If I want persistent storage that will need to be created as a volume in DigitalOcean which is done either through the dashboard or through the command line, but I need the command line anyway to get the volume id:

doctl compute volume create my-volume --fs-type ext4 \
  --region <my-region> --size 100GiB 
doctl compute volume list

Make a note of the ID of the newly created volume and use it to configure a persistent volume.

templates/pv.yaml:

kind: PersistentVolume
apiVersion: v1
metadata:
  name: my-volume-pv
  annotations:
    # fake it by indicating this is provisioned dynamically, 
    # so the system works properly
    pv.kubernetes.io/provisioned-by: dobs.csi.digitalocean.com
spec:
  storageClassName: do-block-storage
  capacity:
    storage: 100Gi
  accessModes:
    - ReadWriteOnce
  csi:
    driver: dobs.csi.digitalocean.com
    fsType: ext4
    volumeHandle: <my-volume-id>
    volumeAttributes:
      # Don't format the volume and destroy all data if the 
      # volume is unmounted
      com.digitalocean.csi/noformat: "true"

Next, mount the volume into the container using a persistent volume claim.

templates/pvc.yaml:

apiVersion: v1
kind: PersistentVolumeClaim
metadata:
  name: my-volume-pvc
spec:
  accessModes:
  - ReadWriteOnce
  resources:
    requests:
      storage: 100Gi
  storageClassName: do-block-storage

All of this is the equivalent of the volumes: line in the classic hosting setup.

Finally, you can go and deploy services on Kubernetes, just like you used to on classic hosting your setup.

Retrospective

Switching from classic hosting to Kubernetes based hosting made me realize how many skills I had to aquire to configure all the moving parts in a service setup.
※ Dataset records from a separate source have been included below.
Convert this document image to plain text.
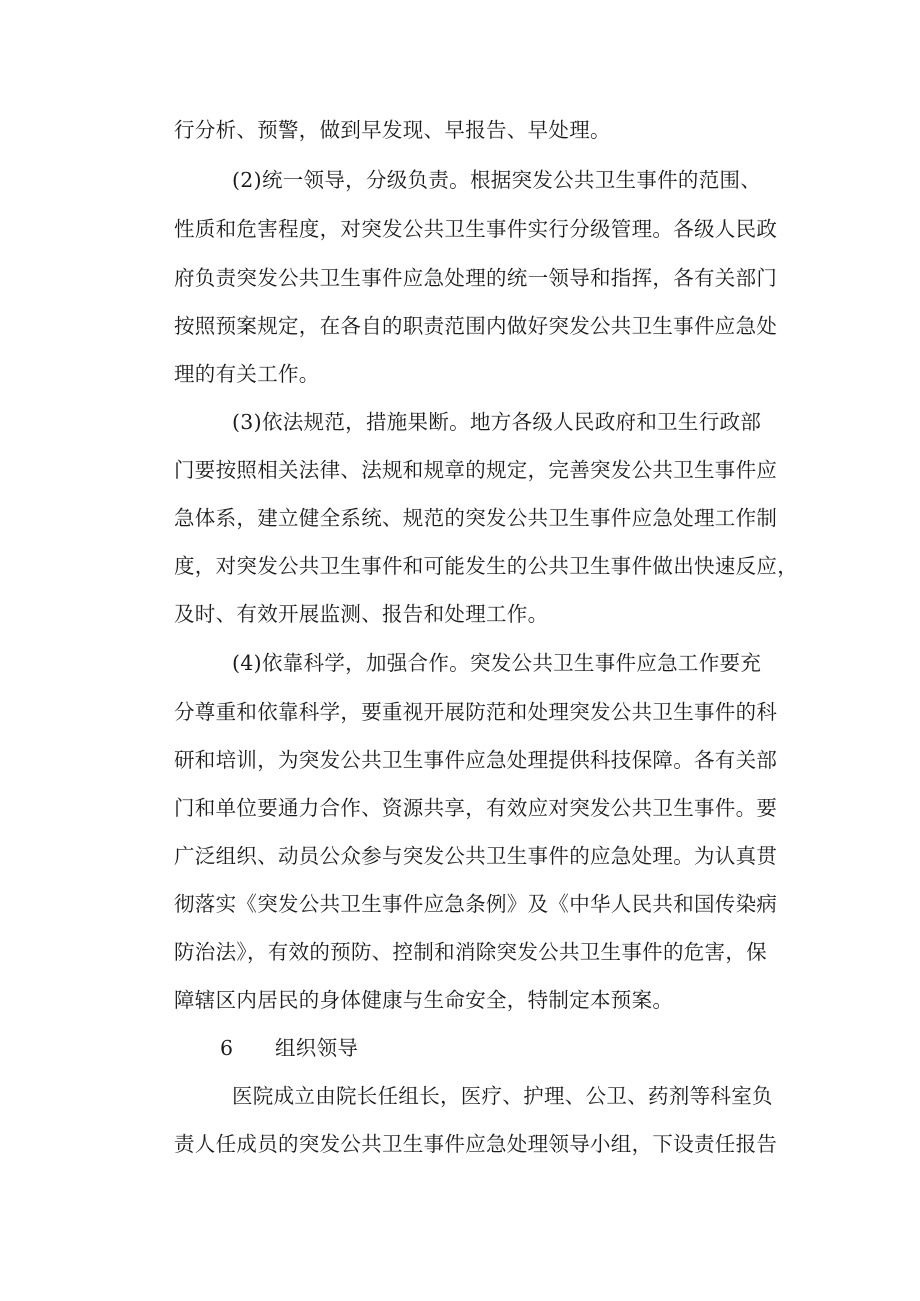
行分析、预警，做到早发现、早报告、早处理。
(2)统一领导，分级负责。根据突发公共卫生事件的范围、
性质和危害程度，对突发公共卫生事件实行分级管理。各级人民政
府负责突发公共卫生事件应急处理的统一领导和指挥，各有关部门
按照预案规定，在各自的职责范围内做好突发公共卫生事件应急处
理的有关工作。
(3)依法规范，措施果断。地方各级人民政府和卫生行政部
门要按照相关法律、法规和规章的规定，完善突发公共卫生事件应
急体系，建立健全系统、规范的突发公共卫生事件应急处理工作制
度，对突发公共卫生事件和可能发生的公共卫生事件做出快速反应，
及时、有效开展监测、报告和处理工作。
(4)依靠科学，加强合作。突发公共卫生事件应急工作要充
分尊重和依靠科学，要重视开展防范和处理突发公共卫生事件的科
研和培训，为突发公共卫生事件应急处理提供科技保障。各有关部
门和单位要通力合作、资源共享，有效应对突发公共卫生事件。要
广泛组织、动员公众参与突发公共卫生事件的应急处理。为认真贯
彻落实《突发公共卫生事件应急条例》及《中华人民共和国传染病
防治法》，有效的预防、控制和消除突发公共卫生事件的危害，保
障辖区内居民的身体健康与生命安全，特制定本预案。
6 组织领导
医院成立由院长任组长，医疗、护理、公卫、药剂等科室负
责人任成员的突发公共卫生事件应急处理领导小组，下设责任报告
It also made me realize that something that is capable of handling all of those moving parts will necesarily be very complex and learning how to use that is going to involve a learning curve which is probably as steep as it would have been to learn all the individual parts of the classic setup in a single sitting, and then some.

Along the way, I tested tools like Kompose which could potentially transform my docker-compose.yml files into helm charts, but ended up failing because they only support a small subset of compose keywords.

I also installed compose on kubernetes on a cluster, but that ended up being relatively expensive for my use-case because it implicitly creates a load balancer for each individual service that is exposing a port.

I even evaluated Fargate which ends up buying into all the hassles of relearning everything (including DNS) the AWS way.

In our team at $work, we are probably going to go the compose on kubernetes route for a while, since that seems to be the better middle ground on keeping the simplicity of having identical docker-compose.yml files on local development and remote deployment, keeping developer productivity high.

In my private setup, I appreciate that I can maintain a single load balancer and a cluster where I can deploy multiple services where certbot and reverse proxy configuration is now a part of the service configuration.